Tuesday, November 2, 2010

Collection Report Oct 20, 2010

October 20th at Bay View beach in Saco, Maine brought a long-lost sight.
Sandpipers and their overlord
Which brought a smile to my face on a very chilly morning. When you spend each week scouring the world for the ugly, it's all the more crucial to notice the beautiful. Sometimes -- no, especially -- in places you least expect it.
Someone's collection of found art
Because we all know there's plenty of ugly to go around.

...

Hmm...

I was just about to do the fancy segue. You know -- first show a few pretty pictures, and then hit folks with the ugly; insert obligatory shots of trash on the beach, tug at heartstrings, yada yada yada. Then it occurred to me, this one time I don't want to do that. That's so predictable. There are plenty of other pages on the Flotsam Diaries choc-a-bloc with depressing imagery. So many. Today as I write this, the sun is just rising over the treetops. Our home is bathed in a golden glow, and the branches outside that aren't yet bare are aflame with their last hurrah of color -- coppers and rusts and vermillions.

This one collection report, my heart isn't into the ugly.

But this is still a collection report; so I'll at least post what I found. If briefly.

Zone N, 77 finds:
  • Building materials: 16 (fencing, asphalt chunks, brick bits, roofing tile bits)
  • Foam/Styrofoam: 10
  • Fishing misc.: 5 (shotgun shell wadding, bits of lobster trap coating, trap bumper)
  • Food-related plastics: 4
  • Food-related metal/glass: 1 (scrap of aluminum can)
  • Non-food/unknown plastics: 11
  • Cigarette filters/plastics: 23 (14 local + 9 "floaters")
  • Paper/wood: 1
  • Misc./unique: 6 (glove, chunk of wax, furniture fitting, gum, 2 bits rotted shoe leather)
Zone S, 43 finds:
  • Building materials: 17 (mostly fence slats and bits of asphalt)
  • Foam/Styrofoam: 11
  • Fishing misc.: 5 (lobster trap feeder plate, bit of rope, shotgun shell, 2 shell waddings)
  • Food-related plastics: 0
  • Food-related metal/glass: 1
  • Non-food/unknown plastics: 7
  • Cigarette filters/plastics: 0 (!!! a first)
  • Paper/wood: 1
  • Misc./unique: 1
All told, 120 more bits of trash to add to the list.

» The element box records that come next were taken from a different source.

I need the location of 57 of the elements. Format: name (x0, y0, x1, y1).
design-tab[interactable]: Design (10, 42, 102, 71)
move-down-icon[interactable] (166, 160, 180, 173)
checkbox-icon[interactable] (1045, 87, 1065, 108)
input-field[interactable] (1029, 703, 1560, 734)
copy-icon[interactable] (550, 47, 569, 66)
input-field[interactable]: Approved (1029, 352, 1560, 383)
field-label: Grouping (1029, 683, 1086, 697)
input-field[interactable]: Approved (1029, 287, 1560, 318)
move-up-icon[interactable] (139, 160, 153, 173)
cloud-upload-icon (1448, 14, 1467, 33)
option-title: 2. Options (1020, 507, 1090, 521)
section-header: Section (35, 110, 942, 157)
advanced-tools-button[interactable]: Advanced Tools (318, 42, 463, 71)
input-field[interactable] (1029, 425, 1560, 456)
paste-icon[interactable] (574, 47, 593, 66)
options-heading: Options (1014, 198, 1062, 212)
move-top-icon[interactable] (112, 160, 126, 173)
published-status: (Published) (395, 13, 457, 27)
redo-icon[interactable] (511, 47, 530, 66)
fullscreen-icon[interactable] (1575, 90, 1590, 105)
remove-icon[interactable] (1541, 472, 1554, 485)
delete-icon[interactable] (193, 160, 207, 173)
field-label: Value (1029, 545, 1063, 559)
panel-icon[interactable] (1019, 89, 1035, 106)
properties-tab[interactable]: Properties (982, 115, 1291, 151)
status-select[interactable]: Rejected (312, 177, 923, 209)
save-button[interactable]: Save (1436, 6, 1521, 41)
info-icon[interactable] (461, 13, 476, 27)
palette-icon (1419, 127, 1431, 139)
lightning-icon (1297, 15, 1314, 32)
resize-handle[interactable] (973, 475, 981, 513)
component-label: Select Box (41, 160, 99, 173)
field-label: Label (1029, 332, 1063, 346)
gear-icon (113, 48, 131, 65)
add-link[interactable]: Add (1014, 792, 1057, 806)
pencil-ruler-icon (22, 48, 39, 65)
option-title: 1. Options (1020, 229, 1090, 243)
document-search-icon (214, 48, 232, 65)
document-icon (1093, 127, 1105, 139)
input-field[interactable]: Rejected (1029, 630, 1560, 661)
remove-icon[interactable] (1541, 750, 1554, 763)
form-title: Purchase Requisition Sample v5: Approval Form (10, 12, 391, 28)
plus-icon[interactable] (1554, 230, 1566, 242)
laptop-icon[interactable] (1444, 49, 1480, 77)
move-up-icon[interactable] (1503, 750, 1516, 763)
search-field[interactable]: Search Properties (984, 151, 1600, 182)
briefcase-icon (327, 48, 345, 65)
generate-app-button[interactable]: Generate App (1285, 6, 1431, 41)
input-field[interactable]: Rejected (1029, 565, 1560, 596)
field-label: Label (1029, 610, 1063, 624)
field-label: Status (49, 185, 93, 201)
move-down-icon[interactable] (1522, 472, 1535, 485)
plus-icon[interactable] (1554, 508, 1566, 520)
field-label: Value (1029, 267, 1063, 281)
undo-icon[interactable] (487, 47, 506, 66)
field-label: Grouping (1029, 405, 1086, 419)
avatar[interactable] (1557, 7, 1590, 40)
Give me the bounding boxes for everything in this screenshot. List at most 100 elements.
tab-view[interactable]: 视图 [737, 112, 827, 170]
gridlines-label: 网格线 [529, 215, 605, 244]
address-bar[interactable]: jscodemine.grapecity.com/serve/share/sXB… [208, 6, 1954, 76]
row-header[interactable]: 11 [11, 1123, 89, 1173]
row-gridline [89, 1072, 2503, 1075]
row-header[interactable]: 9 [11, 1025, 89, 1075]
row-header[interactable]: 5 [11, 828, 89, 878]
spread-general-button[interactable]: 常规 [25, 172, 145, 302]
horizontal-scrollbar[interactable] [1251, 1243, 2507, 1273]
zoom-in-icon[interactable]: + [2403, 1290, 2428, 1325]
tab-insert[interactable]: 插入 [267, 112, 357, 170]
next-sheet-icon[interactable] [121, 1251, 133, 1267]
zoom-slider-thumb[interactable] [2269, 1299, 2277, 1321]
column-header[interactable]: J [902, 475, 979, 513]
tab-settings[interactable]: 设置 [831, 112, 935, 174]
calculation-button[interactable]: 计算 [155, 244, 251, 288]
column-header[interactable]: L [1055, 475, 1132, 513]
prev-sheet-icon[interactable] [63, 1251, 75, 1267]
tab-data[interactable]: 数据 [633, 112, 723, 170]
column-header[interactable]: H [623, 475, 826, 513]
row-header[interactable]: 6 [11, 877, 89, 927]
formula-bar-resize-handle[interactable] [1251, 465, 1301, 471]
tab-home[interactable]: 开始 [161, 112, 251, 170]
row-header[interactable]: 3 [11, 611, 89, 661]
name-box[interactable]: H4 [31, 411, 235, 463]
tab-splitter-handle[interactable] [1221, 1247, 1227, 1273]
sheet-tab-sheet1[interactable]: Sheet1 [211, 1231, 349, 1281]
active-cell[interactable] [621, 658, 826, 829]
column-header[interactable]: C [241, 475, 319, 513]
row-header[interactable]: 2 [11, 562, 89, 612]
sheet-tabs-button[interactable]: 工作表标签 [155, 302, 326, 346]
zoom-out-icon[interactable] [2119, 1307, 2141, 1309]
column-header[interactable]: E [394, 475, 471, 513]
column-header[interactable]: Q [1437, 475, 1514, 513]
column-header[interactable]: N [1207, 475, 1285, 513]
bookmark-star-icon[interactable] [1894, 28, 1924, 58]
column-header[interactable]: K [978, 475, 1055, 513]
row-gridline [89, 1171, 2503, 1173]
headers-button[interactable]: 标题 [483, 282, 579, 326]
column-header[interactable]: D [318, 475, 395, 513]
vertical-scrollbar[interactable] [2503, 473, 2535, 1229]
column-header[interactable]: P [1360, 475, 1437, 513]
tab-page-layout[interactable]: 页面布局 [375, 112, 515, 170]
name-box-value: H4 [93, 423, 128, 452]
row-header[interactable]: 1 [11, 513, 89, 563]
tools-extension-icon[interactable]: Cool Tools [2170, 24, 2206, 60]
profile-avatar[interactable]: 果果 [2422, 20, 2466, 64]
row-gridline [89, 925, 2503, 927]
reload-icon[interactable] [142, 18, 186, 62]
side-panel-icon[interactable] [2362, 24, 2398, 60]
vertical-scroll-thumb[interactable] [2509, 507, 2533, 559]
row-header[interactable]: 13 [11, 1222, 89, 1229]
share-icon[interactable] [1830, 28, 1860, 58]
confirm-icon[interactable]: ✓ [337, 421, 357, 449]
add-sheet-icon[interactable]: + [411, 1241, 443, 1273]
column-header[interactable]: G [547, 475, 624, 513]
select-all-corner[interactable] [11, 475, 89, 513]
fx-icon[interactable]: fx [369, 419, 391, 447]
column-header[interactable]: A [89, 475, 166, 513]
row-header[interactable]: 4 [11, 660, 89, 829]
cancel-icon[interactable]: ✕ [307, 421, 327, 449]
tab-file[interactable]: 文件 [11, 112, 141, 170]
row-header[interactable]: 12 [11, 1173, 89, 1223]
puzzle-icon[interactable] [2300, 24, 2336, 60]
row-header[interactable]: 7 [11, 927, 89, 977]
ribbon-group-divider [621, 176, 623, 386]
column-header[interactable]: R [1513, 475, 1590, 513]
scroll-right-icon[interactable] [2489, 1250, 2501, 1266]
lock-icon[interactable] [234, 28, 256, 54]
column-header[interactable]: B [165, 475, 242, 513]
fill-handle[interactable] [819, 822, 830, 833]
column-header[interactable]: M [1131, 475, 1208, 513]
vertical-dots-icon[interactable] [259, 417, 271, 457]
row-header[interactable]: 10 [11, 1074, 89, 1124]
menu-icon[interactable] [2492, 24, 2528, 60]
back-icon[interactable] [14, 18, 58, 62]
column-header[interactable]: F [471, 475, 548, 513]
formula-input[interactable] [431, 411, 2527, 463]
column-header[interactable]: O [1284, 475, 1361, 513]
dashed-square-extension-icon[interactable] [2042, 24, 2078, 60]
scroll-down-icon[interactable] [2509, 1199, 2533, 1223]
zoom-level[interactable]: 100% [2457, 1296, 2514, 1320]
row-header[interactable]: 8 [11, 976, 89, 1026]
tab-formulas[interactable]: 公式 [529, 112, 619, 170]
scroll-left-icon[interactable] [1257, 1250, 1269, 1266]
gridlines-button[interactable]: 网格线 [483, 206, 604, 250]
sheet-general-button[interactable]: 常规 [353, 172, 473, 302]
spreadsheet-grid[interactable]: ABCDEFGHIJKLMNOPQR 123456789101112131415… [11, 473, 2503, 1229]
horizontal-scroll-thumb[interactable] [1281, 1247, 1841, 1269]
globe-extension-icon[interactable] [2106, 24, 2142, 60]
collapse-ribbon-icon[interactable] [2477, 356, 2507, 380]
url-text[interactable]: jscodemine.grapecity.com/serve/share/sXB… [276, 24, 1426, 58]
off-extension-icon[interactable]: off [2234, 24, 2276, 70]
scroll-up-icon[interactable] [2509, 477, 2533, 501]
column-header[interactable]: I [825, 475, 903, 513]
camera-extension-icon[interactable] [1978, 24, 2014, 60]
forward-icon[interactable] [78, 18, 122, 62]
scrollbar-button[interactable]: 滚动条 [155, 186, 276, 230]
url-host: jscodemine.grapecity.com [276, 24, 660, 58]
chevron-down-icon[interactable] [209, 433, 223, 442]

It's so easy to cross that line between caring about something and being consumed by it. I was a guy who saw trash on the beach, and now I'm a Flotsam Diarist. It's clear that we're creating a plastic world, and that tugs at me. But in my heart, I'm not an outraged activist. I've tried that suit on, and it doesn't fit. I'm a radical moderate, who just wants to leave the world better than he found it.

A parting picture.
Scoured sand
The winds of October have already begun to reclaim the beach and return it to the ocean. As they have since the dawn of time. Much of the loose top sand has already been scoured, leaving an older and harder layer exposed. Throughout the winter, the sand will move far offshore, one storm at a time, and the beach will sink and be scooped away. Then the tides of summer will again slowly deposit it back, one wave at a time.

This is a good world. We should keep it that way.